Я уже в полной прострации от всего этого пребывал. А уж когда один тюремщик притащил здоровенный поднос с фарфоровыми тарелками-тарелочками, разномастными мельхиоровыми ножами, вилками и ложками, и начал стол сервировать, а второй подал мне на подносе серебрёную чарочку со словами: — Не изволите ли аперитивчику отведать, для аппетиту?.. — просто в ступор впал. И даже не задумываясь, чарочку взял и в себя её опрокинул. Хорошо так пошло... Что я совсем безропотно позволил сунуть себе в руки нож и вилку.
Помогавший мне тюремщик довольно кивнул и выскочил из камеры. Куда-то посеменил, переваливаясь. А второй остался со мной, стоя сбоку, сложив мясистые лапы на пузе и с отеческой улыбкой взирая на меня. Так прошло минуты две или три...
— Ну а еда-то где? — опомнившись, нетерпеливо обратился я к оставшемуся со мной надзирателю.
— Сейчас-сейчас! Уже бегу, уже несу! — тотчас радостно отозвался из коридора другой, словно только этого и дожидавшийся. И торжественно внёс в камеру огромное блюдо, накрытое крышкой.

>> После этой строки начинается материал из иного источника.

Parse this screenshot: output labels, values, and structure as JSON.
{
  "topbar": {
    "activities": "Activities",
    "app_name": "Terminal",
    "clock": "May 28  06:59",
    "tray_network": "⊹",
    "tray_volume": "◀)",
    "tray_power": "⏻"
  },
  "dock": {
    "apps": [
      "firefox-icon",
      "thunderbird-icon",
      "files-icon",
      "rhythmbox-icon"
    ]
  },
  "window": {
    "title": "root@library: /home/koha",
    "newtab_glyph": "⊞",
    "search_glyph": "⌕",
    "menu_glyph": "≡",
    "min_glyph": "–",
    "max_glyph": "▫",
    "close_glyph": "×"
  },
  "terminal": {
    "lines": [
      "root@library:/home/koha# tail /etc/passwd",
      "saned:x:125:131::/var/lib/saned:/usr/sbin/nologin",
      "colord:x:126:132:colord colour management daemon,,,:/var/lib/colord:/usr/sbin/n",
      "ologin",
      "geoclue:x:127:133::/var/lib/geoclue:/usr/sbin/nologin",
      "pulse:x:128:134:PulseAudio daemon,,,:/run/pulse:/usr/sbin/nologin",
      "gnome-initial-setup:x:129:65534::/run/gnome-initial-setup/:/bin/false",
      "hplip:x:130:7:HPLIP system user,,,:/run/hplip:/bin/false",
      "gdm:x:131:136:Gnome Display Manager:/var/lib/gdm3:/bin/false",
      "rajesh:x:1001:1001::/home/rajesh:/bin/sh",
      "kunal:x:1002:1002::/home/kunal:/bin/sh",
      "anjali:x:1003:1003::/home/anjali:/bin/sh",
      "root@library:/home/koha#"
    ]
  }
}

Приблизился. Поставил принесённую посудину на столик передо мной. И чуть-чуть крышку приподнял... Позволив мне втянуть в себя дивный аромат чего-то вкусненького и расплыться в довольной улыбке... И хоп! Как какой-то фокусник, неуловимым движением руки, резко крышку с блюда снял!
А я ошарашено разинул рот, уставившись на то что находилось там, на полированном до блеска стальном блюде. На наполненную обычной водой простую деревянную кружку, изрядно погрызенную кем-то, и на лежащую рядышком крохотную горбушку чёрного хлеба, усохшую до состояния окаменелости. Хорошо хоть не плесневелую... У меня аж живот от такого издевательства свело!
— Вот вы в-волки... — запинаясь, выдохнул я, обращаясь к довольно заржавшим надзирателям, глядящим на мою ошеломленную рожу.
— Но-но, не балуй! — бросив глумиться, пригрозил мне самый толстый, едва я, сжав нож и вилку, начал подниматься с подушки со зверским выражением лица. — А то мигом болт в печень схлопочешь.
Получить железный штырь в брюхо мне не очень хотелось, но спасло от неизбежной смерти толстомордых надзирателей только появление нового действующего лица. В камеру знакомый усатый десятник заглянул. И с досадой бросил: — Дэн, Карой, опять вы со своими розыгрышами? Доиграетесь ведь — прирежет вас кто-нибудь! — После чего обратился ко мне: — Собирайся, на суд тебя вызывают.
— Чего мне собирать-то? — буркнул я, справившись с обуявшей меня яростью и смерив двух толстобрюхих любителей жестоких розыгрышей не предвещающим ничего хорошего взглядом.
— Ну, к примеру, кандалы, — без тени усмешки выдал десятник, вытаскивая означенный предмет из-за спины. После чего велел надзирателям: — Цепь с его ноги снимите.
— Ага, щас! — торопливо закивал один из них и двинулся было ко мне. Но вовремя остановился, видя как я сощурился, да нож с вилкой поудобнее перехватил.
— Брось! — строго велел другой, с невероятной для такого толстяка скоростью выскочив из камеры и тут же вернувшись со взведённым арбалетом в руках. Он у них, похоже, рядом с моей камерой лежал — уже настороженный. Видать частенько во время розыгрышей происходят эксцессы...
— Бес с вами! — выругался я, сочтя произошедшее причиной недостойной кровавых разборок. И так невесть какое обвинение грозит, а за двойное убийство так точно засудят.
Перехватив нож и вилку обратным хватом, я медленно наклонился, вроде как собираясь положить их на стол. А потом, когда тюремщик с арбалетом чуть расслабился, — раз-з! И вогнал их в столик, пробив стальное блюдо-поднос и пригвоздив его вместе со скатертью к лакированной столешнице!